I once owned a set of these and they are built to last. Thinking about 150.00ish give or take 25.00.but just my opinion.


----------



## Guest (Nov 14, 2016)

That's what I was thinking too.
Thanks marcos.


----------



## Frenchy99 (Oct 15, 2016)

$100 , I would not drop more on these...


----------



## Lord-Humongous (Jun 5, 2014)

I'm sad to say that I noticed vintage Traynor wedge monitors show up twice in the last six months or so on Kijiji locally and they were priced pretty low, maybe $100 or $150. And they sat there for quite a while. I don't think that vintage monitors have the same appeal as vintage tube amps unfortunately.


----------



## traynor_garnet (Feb 22, 2006)

I would put these in the priced to "get rid of them" category.
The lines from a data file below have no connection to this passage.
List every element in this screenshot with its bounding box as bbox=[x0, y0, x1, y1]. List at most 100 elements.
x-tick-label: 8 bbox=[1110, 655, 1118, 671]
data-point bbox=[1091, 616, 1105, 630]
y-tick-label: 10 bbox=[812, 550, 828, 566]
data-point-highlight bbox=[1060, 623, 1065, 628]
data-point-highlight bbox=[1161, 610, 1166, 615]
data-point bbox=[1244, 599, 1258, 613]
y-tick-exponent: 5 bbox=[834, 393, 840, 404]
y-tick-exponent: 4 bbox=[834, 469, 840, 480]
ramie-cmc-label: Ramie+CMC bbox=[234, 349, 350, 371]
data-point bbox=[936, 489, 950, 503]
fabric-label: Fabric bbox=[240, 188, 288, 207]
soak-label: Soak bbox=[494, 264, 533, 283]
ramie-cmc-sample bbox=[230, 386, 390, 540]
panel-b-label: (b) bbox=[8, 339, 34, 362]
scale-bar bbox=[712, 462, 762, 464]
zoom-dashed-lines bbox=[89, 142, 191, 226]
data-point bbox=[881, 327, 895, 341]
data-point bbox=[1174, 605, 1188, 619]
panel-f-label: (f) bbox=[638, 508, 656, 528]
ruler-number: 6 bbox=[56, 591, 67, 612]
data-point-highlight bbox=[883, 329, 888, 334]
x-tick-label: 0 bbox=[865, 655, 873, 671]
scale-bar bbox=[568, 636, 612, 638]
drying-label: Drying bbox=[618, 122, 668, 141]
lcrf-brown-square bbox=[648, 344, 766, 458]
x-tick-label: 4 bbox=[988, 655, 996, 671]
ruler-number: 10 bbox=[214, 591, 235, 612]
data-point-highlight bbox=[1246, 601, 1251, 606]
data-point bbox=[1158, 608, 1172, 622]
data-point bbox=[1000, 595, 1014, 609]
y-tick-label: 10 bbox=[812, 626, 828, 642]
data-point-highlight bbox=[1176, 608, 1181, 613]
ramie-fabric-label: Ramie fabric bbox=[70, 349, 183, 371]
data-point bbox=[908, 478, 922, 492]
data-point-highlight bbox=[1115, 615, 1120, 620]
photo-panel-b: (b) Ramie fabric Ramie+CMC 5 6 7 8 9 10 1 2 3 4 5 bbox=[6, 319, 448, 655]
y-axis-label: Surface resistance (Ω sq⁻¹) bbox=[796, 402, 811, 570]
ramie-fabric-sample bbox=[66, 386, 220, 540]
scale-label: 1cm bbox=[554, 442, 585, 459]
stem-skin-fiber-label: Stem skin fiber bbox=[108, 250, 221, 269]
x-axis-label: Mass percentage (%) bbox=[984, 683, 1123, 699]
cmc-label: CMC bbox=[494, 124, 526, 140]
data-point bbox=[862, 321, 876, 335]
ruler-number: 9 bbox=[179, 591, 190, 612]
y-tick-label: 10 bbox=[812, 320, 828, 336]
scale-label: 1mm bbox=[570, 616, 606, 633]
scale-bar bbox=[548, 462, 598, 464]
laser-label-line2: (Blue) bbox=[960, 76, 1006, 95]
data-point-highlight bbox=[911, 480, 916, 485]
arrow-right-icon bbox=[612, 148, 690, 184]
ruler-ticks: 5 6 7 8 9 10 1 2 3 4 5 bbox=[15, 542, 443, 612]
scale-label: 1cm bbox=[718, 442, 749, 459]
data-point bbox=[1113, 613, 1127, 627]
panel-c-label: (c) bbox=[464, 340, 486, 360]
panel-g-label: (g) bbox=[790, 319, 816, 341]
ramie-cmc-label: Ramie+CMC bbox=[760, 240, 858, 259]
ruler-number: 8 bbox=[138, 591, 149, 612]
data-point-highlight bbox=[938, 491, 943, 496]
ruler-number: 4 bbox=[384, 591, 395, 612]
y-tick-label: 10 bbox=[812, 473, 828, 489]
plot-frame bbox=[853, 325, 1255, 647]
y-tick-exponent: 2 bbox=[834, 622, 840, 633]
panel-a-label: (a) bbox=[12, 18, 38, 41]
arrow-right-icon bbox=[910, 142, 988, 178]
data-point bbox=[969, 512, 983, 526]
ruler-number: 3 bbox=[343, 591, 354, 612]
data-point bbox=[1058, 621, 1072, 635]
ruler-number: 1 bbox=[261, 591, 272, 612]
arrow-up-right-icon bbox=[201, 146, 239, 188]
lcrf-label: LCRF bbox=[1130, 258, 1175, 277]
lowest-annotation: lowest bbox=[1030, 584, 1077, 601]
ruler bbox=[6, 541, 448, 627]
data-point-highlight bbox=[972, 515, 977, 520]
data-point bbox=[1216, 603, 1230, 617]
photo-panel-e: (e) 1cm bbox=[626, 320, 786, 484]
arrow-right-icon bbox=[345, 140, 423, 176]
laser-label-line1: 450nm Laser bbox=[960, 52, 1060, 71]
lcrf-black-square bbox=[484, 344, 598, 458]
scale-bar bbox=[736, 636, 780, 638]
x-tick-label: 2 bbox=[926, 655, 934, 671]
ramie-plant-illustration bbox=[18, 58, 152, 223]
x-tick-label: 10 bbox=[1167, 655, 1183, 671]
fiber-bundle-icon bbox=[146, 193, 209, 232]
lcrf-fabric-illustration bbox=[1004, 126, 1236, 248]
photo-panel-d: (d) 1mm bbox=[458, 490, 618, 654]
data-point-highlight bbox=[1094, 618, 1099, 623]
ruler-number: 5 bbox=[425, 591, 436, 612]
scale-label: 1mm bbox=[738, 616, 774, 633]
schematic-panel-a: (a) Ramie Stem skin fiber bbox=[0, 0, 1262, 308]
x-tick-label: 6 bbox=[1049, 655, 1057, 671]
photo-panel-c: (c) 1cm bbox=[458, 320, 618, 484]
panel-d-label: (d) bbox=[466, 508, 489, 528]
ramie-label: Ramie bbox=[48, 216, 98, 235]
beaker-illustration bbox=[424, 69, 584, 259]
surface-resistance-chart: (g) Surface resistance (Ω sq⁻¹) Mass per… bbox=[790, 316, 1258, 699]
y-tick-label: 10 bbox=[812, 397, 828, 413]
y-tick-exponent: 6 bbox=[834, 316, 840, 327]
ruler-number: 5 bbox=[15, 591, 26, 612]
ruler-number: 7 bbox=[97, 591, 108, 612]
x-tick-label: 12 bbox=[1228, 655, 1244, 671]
They may work, but they are big, heavy, and pretty much out classed by modern stuff.

I bet they sit for awhile even at $100.


----------



## Guest (Nov 15, 2016)

Thank you gentlemen.
I'll pass it on.


----------



## bw66 (Dec 17, 2009)

Yup. $100 tops.


----------



## dwagar (Mar 6, 2006)

A friend bought one, I don't know what model, I thought it had a 10" or 12" in it, he paid $25 for it.


----------